Liebe Leserinnen und Leser!

Ostern feiern mit angezogener Handbremse oder mit gezogener „Notbremse“, wie es viele Politiker gerade fordern. Am besten fünf Tage am Stück als „Ruhetage“ einlegen oder doch nicht?! Und was ist mit den Schulen und Kindergärten? Wie geht es da weiter? Der Einzelhandel, der gerade zaghaft öffnen durfte, muss nun wieder schließen. Auf der anderen Seite haben wir die Bilder von der außer Kontrolle geratenen Großdemonstration in Kassel vor Augen. Manche können nicht verstehen, warum sie kein Ferienhaus an der Nordsee mieten dürfen, aber eine Flugreise an die Balearen ist erlaubt. Manche politische Entscheidung und Forderung der letzten Tage können viele nur schwer nachvollziehen. Vertrauen ist verloren gegangen, weil sich einzelne Politiker sogar noch an Geschäften mit Atemmasken bereichert haben. Das tut unserem Land nicht gut. Außerdem können viele nicht verstehen, warum die Impfungen in Deutschland nicht schneller vorankommen. Denn das ist ja für die Zurückdrängung des Virus entscheidend. Wann werden sich Gemeindekreise wieder treffen dürfen? Auf die Ausrichtung von Präsenzgottesdiensten haben wir seit Januar freiwillig verzichtet. Vielen fehlt die Begegnung und das Gespräch mit anderen. Denn wir Menschen sind als soziale Wesen darauf angewiesen.

Manches ärgert mich gerade. Über vieles kann ich nur mit dem Kopf schütteln.
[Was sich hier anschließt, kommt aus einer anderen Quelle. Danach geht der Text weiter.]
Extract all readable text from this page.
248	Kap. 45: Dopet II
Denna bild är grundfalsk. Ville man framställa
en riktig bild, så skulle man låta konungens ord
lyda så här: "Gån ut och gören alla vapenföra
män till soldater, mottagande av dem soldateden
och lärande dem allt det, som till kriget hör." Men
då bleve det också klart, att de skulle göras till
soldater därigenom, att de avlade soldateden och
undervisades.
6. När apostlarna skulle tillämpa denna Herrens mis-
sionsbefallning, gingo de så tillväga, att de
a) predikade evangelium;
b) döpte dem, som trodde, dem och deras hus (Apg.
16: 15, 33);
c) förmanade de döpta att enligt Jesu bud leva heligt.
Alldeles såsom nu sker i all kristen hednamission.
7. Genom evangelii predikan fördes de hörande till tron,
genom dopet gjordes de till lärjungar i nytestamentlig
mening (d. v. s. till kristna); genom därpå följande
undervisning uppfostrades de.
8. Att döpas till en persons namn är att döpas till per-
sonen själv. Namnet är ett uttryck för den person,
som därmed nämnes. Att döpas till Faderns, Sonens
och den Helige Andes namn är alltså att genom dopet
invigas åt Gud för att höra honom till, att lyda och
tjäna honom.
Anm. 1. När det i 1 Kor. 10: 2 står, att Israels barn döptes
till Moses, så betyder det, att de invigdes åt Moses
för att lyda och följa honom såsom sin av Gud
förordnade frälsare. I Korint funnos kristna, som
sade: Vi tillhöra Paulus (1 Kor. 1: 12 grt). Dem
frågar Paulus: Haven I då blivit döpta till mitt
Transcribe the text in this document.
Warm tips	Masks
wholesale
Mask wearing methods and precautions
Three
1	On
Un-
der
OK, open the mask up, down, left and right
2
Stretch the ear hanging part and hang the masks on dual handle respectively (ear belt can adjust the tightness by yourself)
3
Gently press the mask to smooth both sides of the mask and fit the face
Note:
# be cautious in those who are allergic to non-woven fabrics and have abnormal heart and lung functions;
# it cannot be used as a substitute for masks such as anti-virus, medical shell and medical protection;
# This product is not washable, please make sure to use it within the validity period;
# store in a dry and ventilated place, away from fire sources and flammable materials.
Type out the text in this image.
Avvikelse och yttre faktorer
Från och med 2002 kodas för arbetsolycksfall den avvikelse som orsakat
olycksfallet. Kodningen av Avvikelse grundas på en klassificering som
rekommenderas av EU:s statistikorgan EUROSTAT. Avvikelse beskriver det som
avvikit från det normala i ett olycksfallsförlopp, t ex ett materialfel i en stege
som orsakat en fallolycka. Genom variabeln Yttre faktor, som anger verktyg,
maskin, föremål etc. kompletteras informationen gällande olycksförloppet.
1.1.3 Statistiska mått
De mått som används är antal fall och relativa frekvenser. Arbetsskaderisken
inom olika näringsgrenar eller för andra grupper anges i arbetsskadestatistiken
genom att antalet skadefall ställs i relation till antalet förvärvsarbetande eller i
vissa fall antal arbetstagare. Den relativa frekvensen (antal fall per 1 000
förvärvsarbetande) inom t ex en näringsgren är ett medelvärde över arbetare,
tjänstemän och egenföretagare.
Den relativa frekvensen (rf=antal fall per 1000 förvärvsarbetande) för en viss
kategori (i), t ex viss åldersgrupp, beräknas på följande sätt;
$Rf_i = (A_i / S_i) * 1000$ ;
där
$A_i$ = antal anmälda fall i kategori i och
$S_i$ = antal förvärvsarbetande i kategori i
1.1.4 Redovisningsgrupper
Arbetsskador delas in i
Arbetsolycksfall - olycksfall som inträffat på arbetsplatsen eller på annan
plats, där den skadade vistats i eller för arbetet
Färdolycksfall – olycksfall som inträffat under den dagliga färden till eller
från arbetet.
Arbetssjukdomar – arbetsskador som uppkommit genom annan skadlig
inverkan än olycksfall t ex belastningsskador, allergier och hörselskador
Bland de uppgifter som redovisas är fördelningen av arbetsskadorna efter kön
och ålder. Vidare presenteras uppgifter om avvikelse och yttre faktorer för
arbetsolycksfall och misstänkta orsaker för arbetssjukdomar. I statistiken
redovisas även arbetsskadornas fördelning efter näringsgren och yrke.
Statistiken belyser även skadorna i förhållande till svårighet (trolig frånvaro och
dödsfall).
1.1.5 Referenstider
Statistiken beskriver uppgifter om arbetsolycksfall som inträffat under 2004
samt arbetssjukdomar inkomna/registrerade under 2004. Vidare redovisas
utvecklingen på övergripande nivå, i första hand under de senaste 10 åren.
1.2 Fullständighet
Da hilft es einmal tief Luft zu holen und sich innerlich zu distanzieren. Eine Pause machen. Und dann fällt mir die Jahreslosung wieder ein, die mich auf den Boden der Menschlichkeit zurückholt:

„Seid barmherzig wie auch euer Vater im Himmel barmherzig ist!“ (Lukas 6,36)

Auch unsere regierenden Politiker sind keine Übermenschen, die immer alles richtig machen. Ich finde es mutig, wenn man die Größe besitzt und sich für Fehler entschuldigt. Sicher, manches hätte man besser machen können, aber das Virus entwickelt sich nicht immer so planbar. Und wenn wir ehrlich sind, möchte zurzeit wohl niemand von uns mit den Regierenden tauschen. Wir sollten uns klarmachen, dass wir in Deutschland immer noch auf einem hohen Niveau klagen. In vielen Ländern der sogenannten Dritten Welt hat man es sich zum Ziel erklärt, bis zum Jahresende 20 % der Bevölkerung zu impfen. Wir können die Krise nur in der globalen Gemeinschaft bewältigen und nicht, wenn jedes Land versucht für sich den meisten Impfstoff zu sichern.

Für mich fühlt sich die Krise gerade so an, wie ein Langstreckenlauf. Ich gebe zu, das liegt mir nicht so. Ich mag eher die kürzeren Distanzen. Wenn man für ein Problem möglichst schnell eine Lösung findet. In der Bibel lese ich: „Lasst uns laufen mit Geduld in dem Kampf, der uns bestimmt ist, und aufsehen zu Jesus, dem Anfänger und Vollender des Glaubens, der obwohl er hätte Freude haben können, das Kreuz erduldete“ (Hebr 12,1-2). Unsere Geduld und Ausdauer sind gefragt, gerade jetzt, wenn es anstrengend ist. An Karfreitag denken wir daran, dass Jesus für sich auch nicht den bequemsten Weg ausgewählt, sondern freiwillig das Kreuz auf sich genommen hat. Bevor es Ostern werden konnte, musste er erst einmal seinen Weg vollenden, der ihm alles abverlangt hat. Aber schließlich hat er das Ziel erreicht: Der Herr ist auferstanden!

An Karfreitag und Ostern werden wir daran erinnert, dass unser Glaubensweg streckenweise ein richtiger Langstreckenlauf ist, wo man nur mit Beharrlichkeit und Geduld ans Ziel kommt. Es gibt verschiedene Etappen und manchmal muss man auch mal eine Pause einlegen, um wieder neue Kraft zu schöpfen. Wie gut, dass wir diesen Lauf nicht allein bewältigen müssen, sondern zusammen mit anderen in der Gemeinde, die Ähnliches erleben. Und wir laufen mit Christus. Er hat diesen Weg mit uns begonnen, er wird uns auch die Kraft geben, mit ihm das Ziel zu erreichen.

Ich wünsche Ihnen trotz aller Einschränkungen ein gesegnetes und fröhliches Osterfest!